SImple question that I've yet to receive an answer for;

"Why are people defaulting?"

I would add, when these subprime instruments came out that allowed 100% financing WITH Stated Income, that's a really bad combination.

I know from personal experience, that I walked away from writing several subprime loans where the borrowers were essentially trying to dictate how they wanted to do business. They'd talked to several brokers before they got to me, learned the game, and then were simply pitting one broker against the other to get the best price. I've seen quite a bit of talk on this board about how the potential homebuyers were duped. From my personal experience, very, very few homebuyers were duped. They knew what they were getting into, and were actively willing to lie about their incomes on state income loans to get into a home.

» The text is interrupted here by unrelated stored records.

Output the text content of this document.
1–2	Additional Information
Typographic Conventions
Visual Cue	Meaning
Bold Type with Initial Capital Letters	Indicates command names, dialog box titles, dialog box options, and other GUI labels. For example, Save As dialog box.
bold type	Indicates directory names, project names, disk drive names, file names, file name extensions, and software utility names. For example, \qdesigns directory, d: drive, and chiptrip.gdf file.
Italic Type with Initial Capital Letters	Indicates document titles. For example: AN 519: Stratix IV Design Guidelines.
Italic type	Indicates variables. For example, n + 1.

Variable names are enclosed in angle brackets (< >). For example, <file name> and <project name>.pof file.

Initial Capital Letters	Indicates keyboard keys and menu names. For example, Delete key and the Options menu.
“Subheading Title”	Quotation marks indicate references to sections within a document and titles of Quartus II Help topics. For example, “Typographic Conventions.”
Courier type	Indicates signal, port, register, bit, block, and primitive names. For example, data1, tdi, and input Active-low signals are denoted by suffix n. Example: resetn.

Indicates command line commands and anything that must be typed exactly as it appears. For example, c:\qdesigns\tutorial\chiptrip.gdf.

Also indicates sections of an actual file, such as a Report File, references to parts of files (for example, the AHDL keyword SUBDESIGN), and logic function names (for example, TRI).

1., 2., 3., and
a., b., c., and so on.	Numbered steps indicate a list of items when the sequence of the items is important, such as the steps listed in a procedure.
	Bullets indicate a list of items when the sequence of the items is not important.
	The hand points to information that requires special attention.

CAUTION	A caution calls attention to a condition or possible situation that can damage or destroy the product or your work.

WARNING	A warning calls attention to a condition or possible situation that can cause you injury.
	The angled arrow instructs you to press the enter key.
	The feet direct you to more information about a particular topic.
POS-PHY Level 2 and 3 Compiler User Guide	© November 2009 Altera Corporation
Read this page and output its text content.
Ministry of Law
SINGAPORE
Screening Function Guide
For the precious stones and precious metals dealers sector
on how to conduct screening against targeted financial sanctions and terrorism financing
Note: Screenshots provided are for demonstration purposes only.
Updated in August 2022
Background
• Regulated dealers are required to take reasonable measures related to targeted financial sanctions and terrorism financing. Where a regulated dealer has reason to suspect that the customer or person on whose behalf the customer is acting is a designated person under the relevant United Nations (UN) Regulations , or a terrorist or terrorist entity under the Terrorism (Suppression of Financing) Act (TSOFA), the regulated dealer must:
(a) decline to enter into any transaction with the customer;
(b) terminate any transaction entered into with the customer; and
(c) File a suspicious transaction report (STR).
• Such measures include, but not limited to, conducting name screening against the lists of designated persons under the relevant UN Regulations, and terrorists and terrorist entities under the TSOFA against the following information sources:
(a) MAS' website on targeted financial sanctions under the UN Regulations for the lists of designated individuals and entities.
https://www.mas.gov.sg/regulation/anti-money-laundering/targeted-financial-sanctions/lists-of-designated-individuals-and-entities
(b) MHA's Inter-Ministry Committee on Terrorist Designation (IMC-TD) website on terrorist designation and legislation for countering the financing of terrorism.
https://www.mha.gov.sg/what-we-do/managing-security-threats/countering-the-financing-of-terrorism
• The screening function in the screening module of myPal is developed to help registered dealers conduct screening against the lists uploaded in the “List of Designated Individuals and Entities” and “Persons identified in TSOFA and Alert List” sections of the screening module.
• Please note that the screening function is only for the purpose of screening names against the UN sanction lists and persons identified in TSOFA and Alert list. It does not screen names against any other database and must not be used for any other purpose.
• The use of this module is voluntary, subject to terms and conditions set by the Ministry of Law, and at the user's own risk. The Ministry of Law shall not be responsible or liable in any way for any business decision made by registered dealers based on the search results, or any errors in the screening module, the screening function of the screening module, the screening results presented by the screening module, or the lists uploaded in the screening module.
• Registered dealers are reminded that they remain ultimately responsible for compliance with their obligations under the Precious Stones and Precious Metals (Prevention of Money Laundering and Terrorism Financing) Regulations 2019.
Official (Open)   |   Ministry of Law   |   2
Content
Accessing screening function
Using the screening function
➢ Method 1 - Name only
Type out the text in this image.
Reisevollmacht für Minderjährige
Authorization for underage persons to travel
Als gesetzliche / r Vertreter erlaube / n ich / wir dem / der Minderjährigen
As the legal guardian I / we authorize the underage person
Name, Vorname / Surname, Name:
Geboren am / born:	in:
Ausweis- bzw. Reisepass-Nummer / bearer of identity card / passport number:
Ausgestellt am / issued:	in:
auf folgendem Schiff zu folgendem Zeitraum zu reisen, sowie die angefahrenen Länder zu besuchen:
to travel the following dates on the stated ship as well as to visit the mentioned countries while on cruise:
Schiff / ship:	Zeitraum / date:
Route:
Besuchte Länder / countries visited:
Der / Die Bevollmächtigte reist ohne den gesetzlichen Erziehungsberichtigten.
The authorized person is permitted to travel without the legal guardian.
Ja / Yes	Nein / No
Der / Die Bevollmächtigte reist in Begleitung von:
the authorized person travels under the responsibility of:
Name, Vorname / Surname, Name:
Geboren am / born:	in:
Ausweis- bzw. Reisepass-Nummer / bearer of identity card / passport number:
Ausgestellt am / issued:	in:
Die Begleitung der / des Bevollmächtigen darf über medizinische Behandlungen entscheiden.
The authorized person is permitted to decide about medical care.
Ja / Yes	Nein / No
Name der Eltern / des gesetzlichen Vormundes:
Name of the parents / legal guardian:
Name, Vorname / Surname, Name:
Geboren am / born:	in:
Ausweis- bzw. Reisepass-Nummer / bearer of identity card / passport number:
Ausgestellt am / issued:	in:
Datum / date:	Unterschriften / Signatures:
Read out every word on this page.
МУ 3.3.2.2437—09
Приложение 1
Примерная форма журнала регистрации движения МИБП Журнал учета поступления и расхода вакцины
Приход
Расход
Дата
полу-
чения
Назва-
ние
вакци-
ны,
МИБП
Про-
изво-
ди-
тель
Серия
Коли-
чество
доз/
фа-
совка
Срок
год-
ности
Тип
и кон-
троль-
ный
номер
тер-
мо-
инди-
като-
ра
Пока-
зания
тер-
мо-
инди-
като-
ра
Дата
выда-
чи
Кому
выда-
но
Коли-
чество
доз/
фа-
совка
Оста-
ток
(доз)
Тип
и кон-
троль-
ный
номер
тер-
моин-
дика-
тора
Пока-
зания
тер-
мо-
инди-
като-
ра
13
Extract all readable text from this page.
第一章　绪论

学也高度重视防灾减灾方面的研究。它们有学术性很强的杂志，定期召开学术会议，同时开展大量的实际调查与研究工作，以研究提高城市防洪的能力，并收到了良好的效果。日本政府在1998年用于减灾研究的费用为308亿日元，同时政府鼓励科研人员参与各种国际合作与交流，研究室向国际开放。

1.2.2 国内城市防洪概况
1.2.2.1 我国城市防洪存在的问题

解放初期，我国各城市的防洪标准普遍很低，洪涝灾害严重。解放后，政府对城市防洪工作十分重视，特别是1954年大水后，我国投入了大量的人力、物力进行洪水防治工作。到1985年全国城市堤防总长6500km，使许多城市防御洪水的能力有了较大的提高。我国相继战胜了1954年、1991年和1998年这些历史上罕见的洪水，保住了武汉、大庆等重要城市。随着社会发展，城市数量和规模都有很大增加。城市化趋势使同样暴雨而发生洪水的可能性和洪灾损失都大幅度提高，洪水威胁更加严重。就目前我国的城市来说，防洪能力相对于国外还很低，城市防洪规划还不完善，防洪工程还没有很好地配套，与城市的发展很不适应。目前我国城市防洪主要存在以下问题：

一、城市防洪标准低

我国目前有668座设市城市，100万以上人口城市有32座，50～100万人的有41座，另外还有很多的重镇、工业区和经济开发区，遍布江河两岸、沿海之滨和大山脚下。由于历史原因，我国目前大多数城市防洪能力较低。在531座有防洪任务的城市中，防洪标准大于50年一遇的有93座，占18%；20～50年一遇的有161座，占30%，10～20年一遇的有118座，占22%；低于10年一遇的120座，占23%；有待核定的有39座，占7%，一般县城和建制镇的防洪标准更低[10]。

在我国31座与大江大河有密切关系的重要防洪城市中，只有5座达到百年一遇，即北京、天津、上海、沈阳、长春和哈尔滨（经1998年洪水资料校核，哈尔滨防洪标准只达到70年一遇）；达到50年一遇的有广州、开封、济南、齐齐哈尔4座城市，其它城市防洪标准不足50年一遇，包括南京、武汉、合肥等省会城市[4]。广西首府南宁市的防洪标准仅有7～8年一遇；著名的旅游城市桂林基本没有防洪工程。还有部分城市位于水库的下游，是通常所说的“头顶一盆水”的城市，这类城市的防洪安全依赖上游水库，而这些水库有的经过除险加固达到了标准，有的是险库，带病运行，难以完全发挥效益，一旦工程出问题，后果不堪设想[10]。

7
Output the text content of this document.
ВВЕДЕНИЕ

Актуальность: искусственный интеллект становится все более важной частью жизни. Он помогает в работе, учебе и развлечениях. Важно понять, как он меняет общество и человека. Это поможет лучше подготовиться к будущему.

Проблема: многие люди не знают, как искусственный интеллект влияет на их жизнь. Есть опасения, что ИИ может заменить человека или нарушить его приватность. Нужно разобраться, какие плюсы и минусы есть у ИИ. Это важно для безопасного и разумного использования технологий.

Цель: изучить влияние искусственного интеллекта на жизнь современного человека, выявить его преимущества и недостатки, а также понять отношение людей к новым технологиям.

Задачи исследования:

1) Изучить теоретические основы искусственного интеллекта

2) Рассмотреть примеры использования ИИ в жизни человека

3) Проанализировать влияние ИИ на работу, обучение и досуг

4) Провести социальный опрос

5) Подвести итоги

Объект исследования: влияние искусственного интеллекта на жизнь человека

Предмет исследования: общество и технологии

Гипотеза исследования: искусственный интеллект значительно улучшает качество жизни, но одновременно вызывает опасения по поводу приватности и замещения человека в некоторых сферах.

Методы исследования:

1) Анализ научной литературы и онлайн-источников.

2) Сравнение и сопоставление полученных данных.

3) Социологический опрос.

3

Where the homeowners may have gotten surprised, though, is that very few in the mortgage business expected the music to stop as abruptly as it did.

For those homeowners that used a state-income subprime, say 2 year ARM, there is no recourse for them. Period. They're going to be foreclosed. 1. They don't make the income that they stated, so now that they've got to go full-doc they can't come close to making the debt to income ratios. Also, the debt to income ratios have tightened considerably. 18 months ago you could qualify, with good credit, some assets, on a 100% full doc loan up to a 65.99% debt to income ratio. That's been cut to a max of 55.99%, with a 97% LTV (through FHA); and this ratio is going to come down again, very soon, I believe at the beginning of October.

2. The adjustable rate on their subprime loan is based on a) an index plus b) margin. Many of these ARMs were written with the 1 year Libor rate as the underlying index. At the time, it was no big deal, as libor and treasuries were very close in rate, and traded pretty much parallel to each other. Not anymore. The spread between libor and treasuries has gotten huge. If you've got a LIBOR based ARM, you're really screwed.

3. LTV. If you got a 100% LTV loan in 2006 or 2007, you've probably got a 115% to 125% LTV loan today. Even with perfect credit, and lots of money in the bank, the odds of simply being able to refinance are extrenely slim.